Уинстон остановился, потому что был действительно испуган. Сгорбленный серый скелет отражался в стекле и шел ему навстречу. Сам вид его внушал ужас, не говоря уже о том, что скелет этот — Уинстон понимал — не чей-нибудь, а его. Он подошел ближе. Череп урода в зеркале непомерно выдавался вперед, потому что тело его сгорбилось. На Уинстона глядело несчастное лицо арестанта — большой лоб, переходящий в лысину, заострившийся нос, запавшие щеки, дикие, настороженные глаза. Морщины избороздили лицо, рот ввалился. Несомненно, это было его лицо, но странно, что он гораздо сильнее изменился внешне, чем внутренне. Следы страданий, отразившиеся на лице, отличались от того, что он чувствовал. У него появилась лысина. Сначала ему показалось, что он просто поседел, на самом деле лысина его была безжизненного, сероватого цвета. Все тело, кроме рук и лица, было таким, в него въелась
— Ты ведь думал порой, — сказал О’Брайен, — что мое лицо, лицо члена Внутренней Партии, выглядит старым и усталым. Что скажешь теперь о собственном лице?
Он схватил Уинстона за плечо и развернул его лицом к себе.
— Посмотри, во что ты превратился, — продолжал он. — Взгляни на слой грязи на твоем теле. А чернота между пальцами ног? А эта твоя страшная язва? А знаешь, от тебя воняет, как от козла? Возможно, ты этого уже не замечаешь. А истощенность? Ты видишь, какой ты стал худой? Я могу легко охватить твой бицепс двумя пальцами. Я, как морковку, могу перебить твою шею. Знаешь, с тех пор как ты попал к нам, ты потерял двадцать пять килограммов веса? У тебя даже волосы выпадают, причем пучками. Смотри! — Он запустил руку в остатки волос Уинстона и выдернул клок. — Видал? А теперь открой рот. Осталось — девять, десять, одиннадцать зубов. А сколько их было, когда ты попал к нам? Да и те, что остались еще, выпадают. Смотри!

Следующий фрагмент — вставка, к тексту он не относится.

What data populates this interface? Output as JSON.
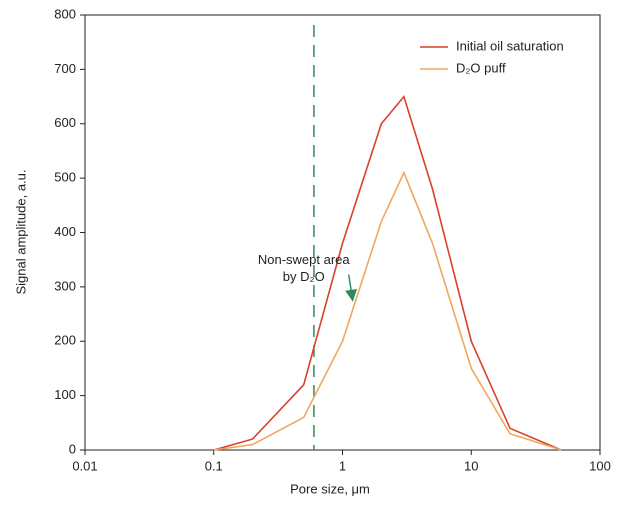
{
  "chart_data": {
    "type": "line",
    "xlabel": "Pore size, μm",
    "ylabel": "Signal amplitude, a.u.",
    "x": [
      0.1,
      0.2,
      0.5,
      1,
      2,
      3,
      5,
      10,
      20,
      50
    ],
    "series": [
      {
        "name": "Initial oil saturation",
        "color": "#d9412b",
        "values": [
          0,
          20,
          120,
          380,
          600,
          650,
          480,
          200,
          40,
          0
        ]
      },
      {
        "name": "D₂O puff",
        "color": "#f0a860",
        "values": [
          0,
          10,
          60,
          200,
          420,
          510,
          380,
          150,
          30,
          0
        ]
      }
    ],
    "annotation": [
      "Non-swept area",
      "by D₂O"
    ],
    "annotation_xy": [
      0.5,
      330
    ],
    "arrow_to": [
      1.2,
      330
    ],
    "vline": 0.6,
    "vline_color": "#2e8b57",
    "xlim": [
      0.01,
      100
    ],
    "xticks": [
      0.01,
      0.1,
      1,
      10,
      100
    ],
    "xscale": "log",
    "ylim": [
      0,
      800
    ],
    "yticks": [
      0,
      100,
      200,
      300,
      400,
      500,
      600,
      700,
      800
    ],
    "legend": "upper right"
  }
}
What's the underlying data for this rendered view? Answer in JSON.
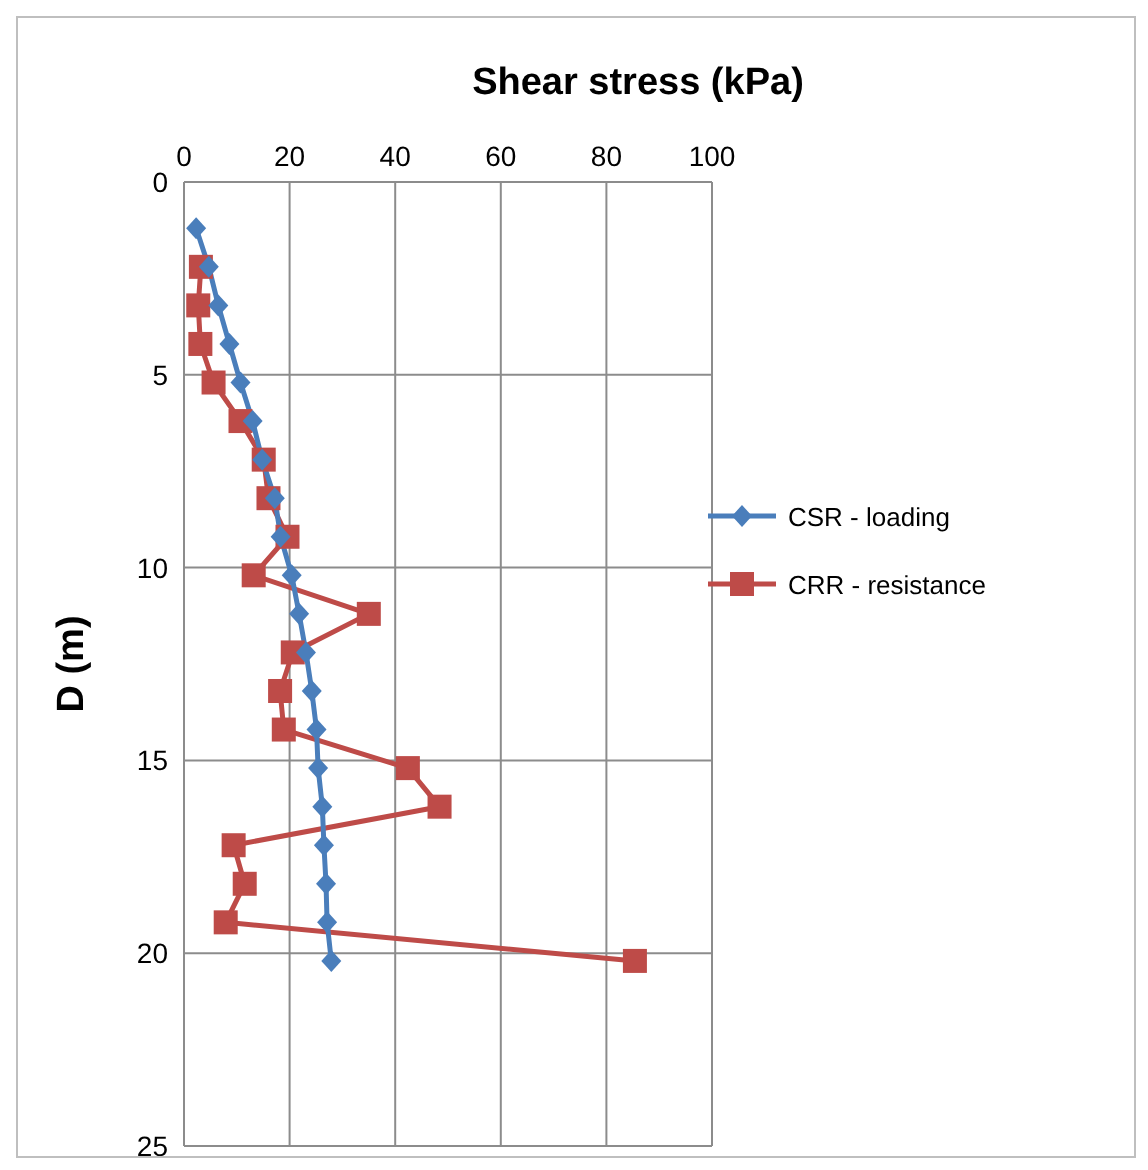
{
  "chart_data": {
    "type": "line",
    "xlabel": "Shear stress (kPa)",
    "ylabel": "D (m)",
    "xlim": [
      0,
      100
    ],
    "xticks": [
      0,
      20,
      40,
      60,
      80,
      100
    ],
    "ylim": [
      25,
      0
    ],
    "yticks": [
      0,
      5,
      10,
      15,
      20,
      25
    ],
    "grid": true,
    "legend": "right",
    "line_style": "solid",
    "series": [
      {
        "name": "CSR - loading",
        "color": "#4a7ebb",
        "marker": "diamond",
        "x": [
          2.3,
          4.7,
          6.5,
          8.6,
          10.7,
          13.0,
          14.8,
          17.2,
          18.3,
          20.4,
          21.8,
          23.1,
          24.2,
          25.1,
          25.4,
          26.2,
          26.5,
          26.9,
          27.1,
          27.9
        ],
        "values": [
          1.2,
          2.2,
          3.2,
          4.2,
          5.2,
          6.2,
          7.2,
          8.2,
          9.2,
          10.2,
          11.2,
          12.2,
          13.2,
          14.2,
          15.2,
          16.2,
          17.2,
          18.2,
          19.2,
          20.2
        ]
      },
      {
        "name": "CRR - resistance",
        "color": "#be4b48",
        "marker": "square",
        "x": [
          3.2,
          2.7,
          3.1,
          5.6,
          10.7,
          15.1,
          16.0,
          19.6,
          13.2,
          35.0,
          20.6,
          18.2,
          18.9,
          42.4,
          48.4,
          9.4,
          11.5,
          7.9,
          85.4
        ],
        "values": [
          2.2,
          3.2,
          4.2,
          5.2,
          6.2,
          7.2,
          8.2,
          9.2,
          10.2,
          11.2,
          12.2,
          13.2,
          14.2,
          15.2,
          16.2,
          17.2,
          18.2,
          19.2,
          20.2
        ]
      }
    ]
  }
}
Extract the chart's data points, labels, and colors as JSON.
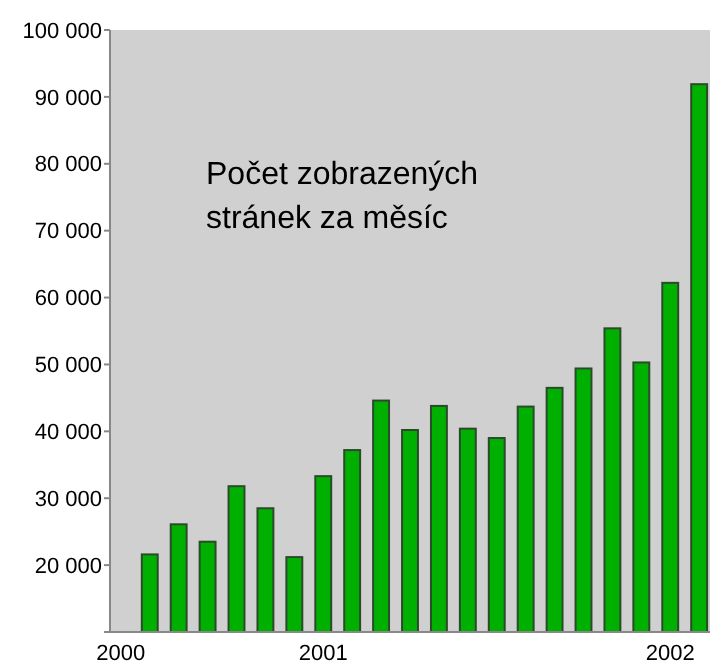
{
  "chart_data": {
    "type": "bar",
    "title": "Počet zobrazených stránek za měsíc",
    "categories": [
      "2000",
      null,
      null,
      null,
      null,
      null,
      null,
      "2001",
      null,
      null,
      null,
      null,
      null,
      null,
      null,
      null,
      null,
      null,
      null,
      "2002",
      null
    ],
    "values": [
      null,
      21600,
      26100,
      23500,
      31800,
      28500,
      21200,
      33300,
      37200,
      44600,
      40200,
      43800,
      40400,
      39000,
      43700,
      46500,
      49400,
      55400,
      50300,
      62200,
      91900
    ],
    "color": "#00b000",
    "ylim": [
      10000,
      100000
    ],
    "yticks": [
      {
        "value": 10000,
        "label": null
      },
      {
        "value": 20000,
        "label": "20 000"
      },
      {
        "value": 30000,
        "label": "30 000"
      },
      {
        "value": 40000,
        "label": "40 000"
      },
      {
        "value": 50000,
        "label": "50 000"
      },
      {
        "value": 60000,
        "label": "60 000"
      },
      {
        "value": 70000,
        "label": "70 000"
      },
      {
        "value": 80000,
        "label": "80 000"
      },
      {
        "value": 90000,
        "label": "90 000"
      },
      {
        "value": 100000,
        "label": "100 000"
      }
    ]
  }
}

Он схватил один из уцелевших передних зубов Уинстона. Челюсть пронзила боль. О’Брайен с корнем выдернул зуб и швырнул его через камеру.
— Ты гниешь заживо, — подытожил он, — ты разваливаешься на части. Что ты есть теперь? Мешок с дерьмом! Повернись, взгляни на себя еще раз. Что за существо смотрит на тебя? Ты действительно последний человек. И если ты человек, то перед тобой — человечество. А теперь одевайся.
Уинстон принялся медленно, неловко натягивать на себя одежду. До сих пор он не замечал, как сильно исхудал и ослаб. И одна только мысль сверлила мозг: видимо, он пробыл здесь дольше, чем ему казалось. И тут, расправляя на себе грязное тряпье, он вдруг ощутил острую жалость к своему загубленному телу. Не осознавая, что делает, он опустился на табуретку, стоявшую у лежака, и разрыдался. Он знал, что в ярком белом свете выглядит отталкивающе — рыдающий урод в грязном белье, мешок с костями, но остановиться не мог. О’Брайен почти сочувственно положил ему руку на плечо.
— Ну, не навечно же это, — сказал он. — Все можно поправить. Если захочешь. Все зависит от тебя.
— Это ваша работа, — всхлипывал Уинстон. — Вы довели меня до такого состояния.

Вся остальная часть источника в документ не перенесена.